V {¶ 25} We will first address the Fifth Assignment of Error, in Appellee Brown's cross-appeal, as we find it dispositive of this matter. In this assignment of error, appellee maintains the trial court erred when it denied her motion for judgment notwithstanding the verdict because the negligence cause of action is barred by the "as is" clauses contained in the purchase agreement and the inspection addendum. We agree.
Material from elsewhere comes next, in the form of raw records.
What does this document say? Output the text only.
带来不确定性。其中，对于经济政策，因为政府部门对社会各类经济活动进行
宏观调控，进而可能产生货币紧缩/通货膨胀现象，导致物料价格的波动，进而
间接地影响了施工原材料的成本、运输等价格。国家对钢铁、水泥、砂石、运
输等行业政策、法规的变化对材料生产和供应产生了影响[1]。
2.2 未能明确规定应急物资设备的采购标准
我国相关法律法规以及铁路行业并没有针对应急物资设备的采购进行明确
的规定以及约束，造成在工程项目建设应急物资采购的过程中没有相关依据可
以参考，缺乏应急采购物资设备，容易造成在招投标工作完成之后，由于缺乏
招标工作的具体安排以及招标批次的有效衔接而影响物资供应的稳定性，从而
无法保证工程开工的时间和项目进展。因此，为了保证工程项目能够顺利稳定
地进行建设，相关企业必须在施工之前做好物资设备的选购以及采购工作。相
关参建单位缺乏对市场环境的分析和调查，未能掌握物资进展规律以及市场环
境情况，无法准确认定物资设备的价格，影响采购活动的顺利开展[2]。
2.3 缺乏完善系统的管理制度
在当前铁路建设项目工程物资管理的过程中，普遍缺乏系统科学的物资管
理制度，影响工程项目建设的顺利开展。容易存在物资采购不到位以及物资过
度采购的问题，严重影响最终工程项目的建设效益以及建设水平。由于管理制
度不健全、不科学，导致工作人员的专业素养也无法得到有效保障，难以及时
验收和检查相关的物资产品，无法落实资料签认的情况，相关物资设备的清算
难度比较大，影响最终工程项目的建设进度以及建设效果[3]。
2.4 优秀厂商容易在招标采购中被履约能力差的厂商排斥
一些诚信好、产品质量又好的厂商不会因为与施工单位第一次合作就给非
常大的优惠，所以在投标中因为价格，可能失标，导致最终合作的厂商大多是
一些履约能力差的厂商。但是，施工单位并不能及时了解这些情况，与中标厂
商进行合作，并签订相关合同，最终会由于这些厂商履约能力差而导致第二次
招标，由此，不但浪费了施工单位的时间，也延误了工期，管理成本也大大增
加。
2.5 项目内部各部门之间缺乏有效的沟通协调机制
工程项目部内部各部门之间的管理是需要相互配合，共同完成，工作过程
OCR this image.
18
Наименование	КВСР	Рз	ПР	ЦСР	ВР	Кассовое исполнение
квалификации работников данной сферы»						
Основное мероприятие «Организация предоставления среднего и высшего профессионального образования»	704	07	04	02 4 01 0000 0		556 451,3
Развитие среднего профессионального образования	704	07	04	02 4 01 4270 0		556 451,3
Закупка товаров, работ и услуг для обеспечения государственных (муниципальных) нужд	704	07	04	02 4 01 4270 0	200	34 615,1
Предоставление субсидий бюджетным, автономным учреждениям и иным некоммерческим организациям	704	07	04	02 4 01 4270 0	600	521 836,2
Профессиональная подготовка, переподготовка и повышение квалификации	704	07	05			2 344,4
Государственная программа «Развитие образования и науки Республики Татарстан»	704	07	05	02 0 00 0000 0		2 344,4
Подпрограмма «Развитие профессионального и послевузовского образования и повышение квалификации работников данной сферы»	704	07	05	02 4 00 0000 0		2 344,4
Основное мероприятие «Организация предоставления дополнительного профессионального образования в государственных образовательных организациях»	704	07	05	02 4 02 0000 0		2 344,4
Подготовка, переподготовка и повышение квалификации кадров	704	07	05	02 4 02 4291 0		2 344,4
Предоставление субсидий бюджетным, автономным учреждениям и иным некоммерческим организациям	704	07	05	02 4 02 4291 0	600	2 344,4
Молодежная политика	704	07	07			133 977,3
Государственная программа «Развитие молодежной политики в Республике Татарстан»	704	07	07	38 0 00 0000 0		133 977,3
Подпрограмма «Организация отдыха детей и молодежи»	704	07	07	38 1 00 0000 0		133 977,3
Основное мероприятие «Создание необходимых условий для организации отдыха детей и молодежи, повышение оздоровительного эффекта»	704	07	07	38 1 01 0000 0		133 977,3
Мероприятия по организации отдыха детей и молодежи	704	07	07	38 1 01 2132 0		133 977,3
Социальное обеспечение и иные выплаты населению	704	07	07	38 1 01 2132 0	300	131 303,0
{¶ 26} In her brief, Appellee Brown addresses this assignment of error under "Issue for Review No. 2."3 Appellee argues the "as is" clause precludes any claim for negligence because it relieves the seller of any duty to disclose. We will address this argument in the context of the motion for directed verdict, made by appellee at the close of appellant's case, and in her motion for judgment notwithstanding the verdict or alternatively new trial. Under Civ. R. 50(A) and (B), the standard of review of a ruling on a motion for a directed verdict and a motion for judgment notwithstanding the verdict is the same. Posin v. A.B.C. MotorCourt Hotel, Inc. (1976), 45 Ohio St.2d 217. The Posin court explained this standard as follows:

{¶ 27} "The evidence adduced at trial and the facts established by admissions in the pleadings and in the record must be construed most strongly in favor of the party against whom the motion is made, and, where there is substantial evidence to support his side of the case, upon which reasonable minds may reach different conclusions, the motion must be denied. Neither the weight of the evidence nor the credibility of the witnesses is for the court's determination in ruling upon either of the above motions." Id. at 275.

{¶ 28} This "reasonable minds" test calls upon a court to determine only whether there exists any evidence of substantial probative value in support of the claims of the non-moving party. Wagner v. RocheLaboratories, 77 Ohio St.3d 116, 119-120, 1996-Ohio-85. Our review of the trial court's disposition of these motions is de novo. It is based upon this standard that we review Appellee Brown's Fifth Assignment of Error on cross-appeal.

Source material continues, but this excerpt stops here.